Europa League: Can Anzhi Makhachkala Put Dagestan on the Football Map?

Ian RodgersWorld Football Staff WriterMarch 6, 2013

Striker Samuel Eto'o has played a starring role for Anzhi.
Striker Samuel Eto'o has played a starring role for Anzhi.Epsilon/Getty Images

The rise of Anzhi Makhachkala has seen a Russian region previously renowned for conflict celebrating something special on a football field.

Situated in the Dagestan region of the country, near the war-torn Chechnya region, Makhachkala was described by BBC News as "the most dangerous place in Europe" in November of 2011.

But Anzhi are on the rise and will line up against Newcastle United in the Europa League last-16 first leg on Thursday with a renewed sense of pride, a world away from the devastation of previous years.

The club have only been in existence since 1991, when they were formed by ex-Dynamo Makhachkala player Magomed-Sultan Magomedov and entered the Dagestan League.

Anzhi entered the third tier of the Russian League in 1992 following the dissolution of the Soviet Union and would reach the Premier Division in 1999.

The club first came to some European prominence in September of 2001, when then-Glasgow Rangers chairman Sir David Murray stopped his team from travelling to the Dagestan region for their UEFA Cup tie after Anzhi had finished fourth in the Russian Premier League.

Murray was concerned at the security in the area despite UEFA saying the match must go ahead. The Scottish club released a statement indicating their intention not to travel in September of 2001, as reported by the Daily Telegraph.

Within 24 hours of the statement, the atrocities committed on the World Trade Center in New York would underline Murray's concern about terrorist activities.

UEFA postponed the ties scheduled for Sept. 12 as a mark of respect and eventually agreed to Rangers playing Anzhi in a one-off tie in Warsaw, Poland.

Ten years later, Anzhi was bought by Dagestan multimillionaire businessman Suleyman Kerimov, who made an immediate impact when he persuaded Brazil international Roberto Carlos to join the club.

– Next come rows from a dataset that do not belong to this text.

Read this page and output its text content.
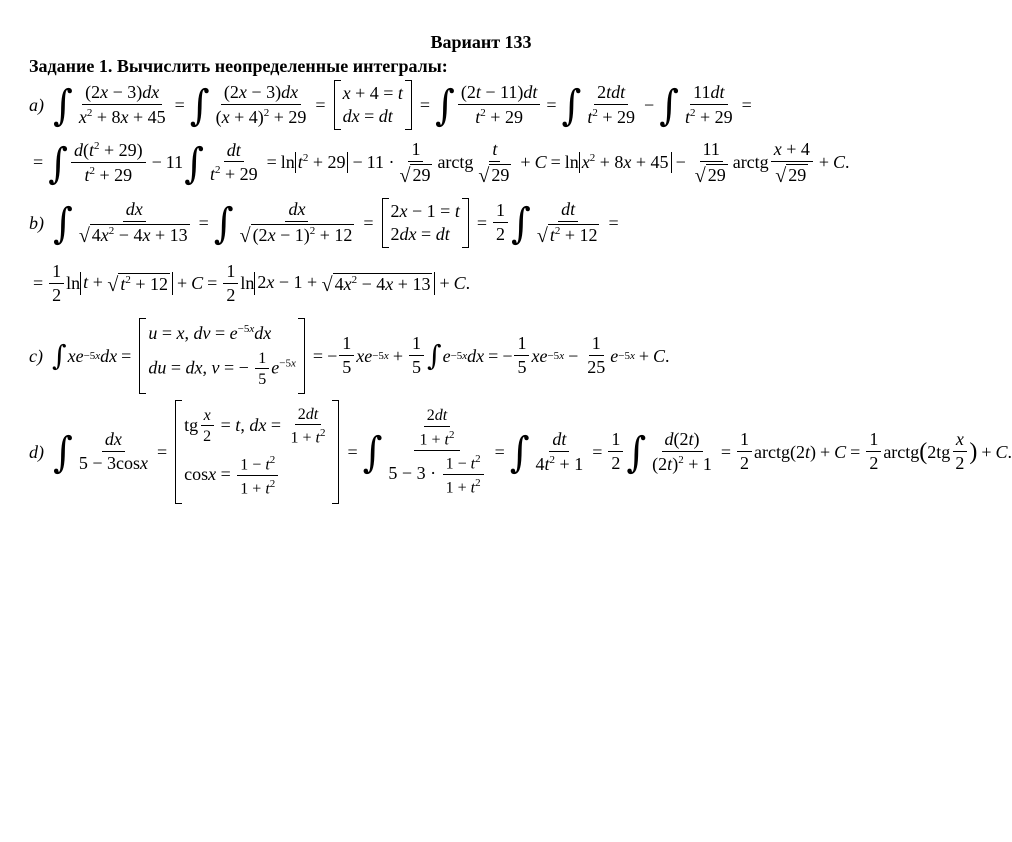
Вариант 133
Задание 1. Вычислить неопределенные интегралы:
a) ∫ $\frac{(2x - 3)dx}{x^2 + 8x + 45}$ = ∫ $\frac{(2x - 3)dx}{(x + 4)^2 + 29}$ =
x + 4 = t
dx = dt
= ∫ $\frac{(2t - 11)dt}{t^2 + 29}$ = ∫ $\frac{\text{2tdt}}{t^2 + 29}$ − ∫ $\frac{11dt}{t^2 + 29}$ =
= ∫ $\frac{d(t^2 + 29)}{t^2 + 29} - 11$ ∫ $\frac{dt}{t^2 + 29} = \ln t^2 + 29 - 11 \cdot \frac{1}{√ 29}$ arctg $\frac{t}{√ 29} + C = \ln x^2 + 8x + 45 - \frac{11}{√ 29}$ arctg $\frac{x + 4}{√ 29} + C$ .
b) ∫ $\frac{dx}{√ 4x^2 - 4x + 13}$ = ∫ $\frac{dx}{√ (2x - 1)^2 + 12}$ =
2x − 1 = t
2dx = dt
= $\frac{1}{2}$ ∫ $\frac{dt}{√ t^2 + 12}$ =
= $\frac{1}{2}$ ln t + √ $t^2 + 12 + C = \frac{1}{2}$ ln 2x − 1 + √ $4x^2 - 4x + 13 + C$ .
c) ∫ xe −5x dx =
u = x, dv = $e^{-5x}dx$
du = dx, v = − $\frac{1}{5} e^{-5x}$ = − $\frac{1}{5}$ xe $-5x + \frac{1}{5}$ ∫ e −5x dx = − $\frac{1}{5}$ xe $-5x - \frac{1}{25}$ e −5x + C .
d) ∫ $\frac{dx}{5 - 3\cos x}$ =
tg $\frac{x}{2} = t$, dx = $\frac{2dt}{1 + t^2}$
$\cos x = \frac{1 - t^2}{1 + t^2}$
= ∫ $\frac{\frac{2dt}{1 + t^2}}{5 - 3 \cdot \frac{1 - t^2}{1 + t^2}}$ = ∫ $\frac{dt}{4t^2 + 1} = \frac{1}{2}$ ∫ $\frac{d(2t)}{(2t)^2 + 1} = \frac{1}{2}$ arctg(2 t ) + $C = \frac{1}{2}$ arctg ( $2tg \frac{x}{2}$ ) + C .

Later arrivals would include Yuri Zhirkov from Chelsea and Samuel Eto'o from Inter Milan. These were serious signals of intent from the club. The arrival of Guus Hiddink as manager in February 2012 was another sign that Anzhi meant business.

Hiddink might have left the club in November, but that has not halted the team's progress, and they are currently second in the Russian Premier League, two points behind CSKA Moscow.

With the financial muscle of Kerimov behind them, Anzhi are becoming a major power on the Russian scene with notable squad members such as Eto'o and Zhirkov supplemented by the arrivals of Lassana Diarra and Willian.

This Europa League campaign may not end in glory at the Amsterdam Arena in May, but there will be plenty of major clubs noting the rise of Anzhi.